John “Hutch” Renaud, Robbin Rahman and Gary Kurz — lawyers all — are headed to Smilefest, a three-day music festival just outside of Asheville. Once there, they’ll don orange retro sweatsuits and Kangol caps and slip onstage for some of the funkiest sounds the Carolinas have heard. They are Cadillac Jones, the ’70s-style jazz/funk ensemble.
“We were drawn to the jazz/funk genre because the audience has such a good time with it,” says Kurz, who works for the Department of Health and Human Services. “It makes for a nice mix of musical interest and ass shaking.”
But they have trouble hiding evidence of their day jobs. There are almost as many laptops among their gear as Moog keyboards and electric basses, and sometimes Renaud (bass/entertainment law), Rahman (sax/bankruptcy) and Kurz (guitar/general counsel) find themselves, as Renaud puts it, “BlackBerrying right up to sound check.”
It wasn’t always this way. Renaud toured for years as a musician before looking into a backup job and finding the law.

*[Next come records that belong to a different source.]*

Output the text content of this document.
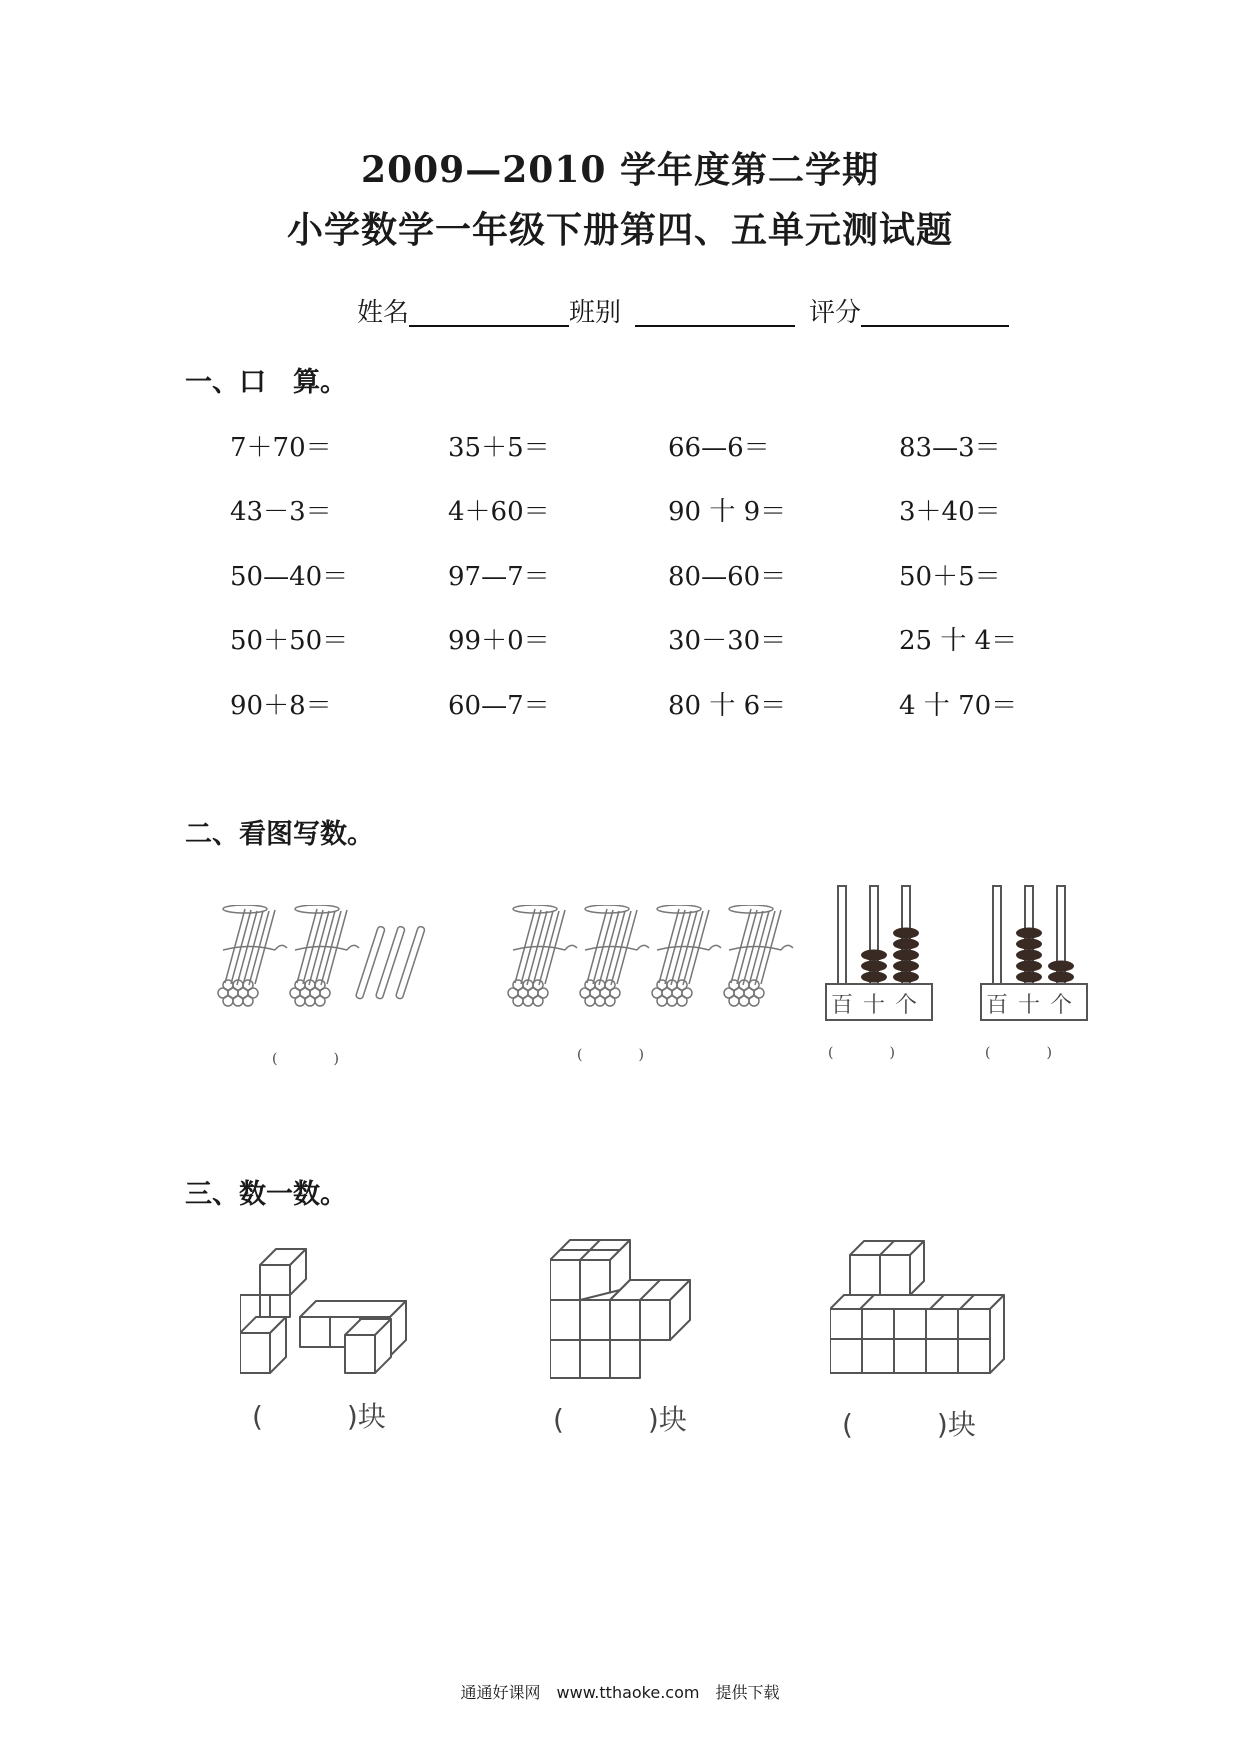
2009—2010 学年度第二学期
小学数学一年级下册第四、五单元测试题
姓名	班别	评分
一、口　算。
7＋70＝	35＋5＝	66—6＝	83—3＝
43－3＝	4＋60＝	90 十 9＝	3＋40＝
50—40＝	97—7＝	80—60＝	50＋5＝
50＋50＝	99＋0＝	30－30＝	25 十 4＝
90＋8＝	60—7＝	80 十 6＝	4 十 70＝
二、看图写数。
百 十 个	百 十 个
(　　　　)	(　　　　)	(　　　　)	(　　　　)
三、数一数。
(　　　)块	(　　　)块	(　　　)块
通通好课网　www.tthaoke.com　提供下载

He’s now an attorney for Turner Broadcasting, but he says his parents aren’t that impressed. “My parents — Dad in particular — really hate lawyers,” he jokes. “But they had to admit it was likely to work out better than the music career.”
Rahman, now with Jones Day, and Renaud started the band as the Highland Jazz Combo in 1998. Kurz and several others joined in 2000 to play a house party. These days, there are seven or more musicians on stage at any given show — “to keep things interesting,” says Renaud.
Given Atlanta’s limited jazz/funk scene, booking agents weren’t sure what to do with Cadillac Jones — until, that is, the band fell in with the Neil Diamond cover band Hot August Knights, which routinely drew crowds of more than 300. “Hot August Knights really liked having us open shows for them because, as an instrumental band, we set the stage well for their charismatic lead singer,” says Renaud. “[They] opened the doors for us at Smith’s, the Earl … those venues weren’t too interested in booking us until they saw our live show.”
In 2001 the band cut its first record, Digmatic, and in 2003 it signed a record deal with Harmonized Records. How did negotiations with three attorneys go? “I handle entertainment contracts all day long,” Renaud says. “But I don’t think it intimidated the label too much. It was a modest deal, and it reflected our modest goals at the time. In a way, it’s easier to compromise on a deal when you are representing your own interests.”
As for the inevitable questions comparing music and the law? Renaud bristles slightly — he wants you to know he’s serious about music, that this is not just a lark — before answering. The greatest similarity, he says, is the need to “make the right decisions on your feet, be it on stage or in the courtroom.” He adds, “Jazz/funk is most like constitutional law, with broad language subject to extravagant interpretation.”
Just slightly less ass shaking in constitutional law.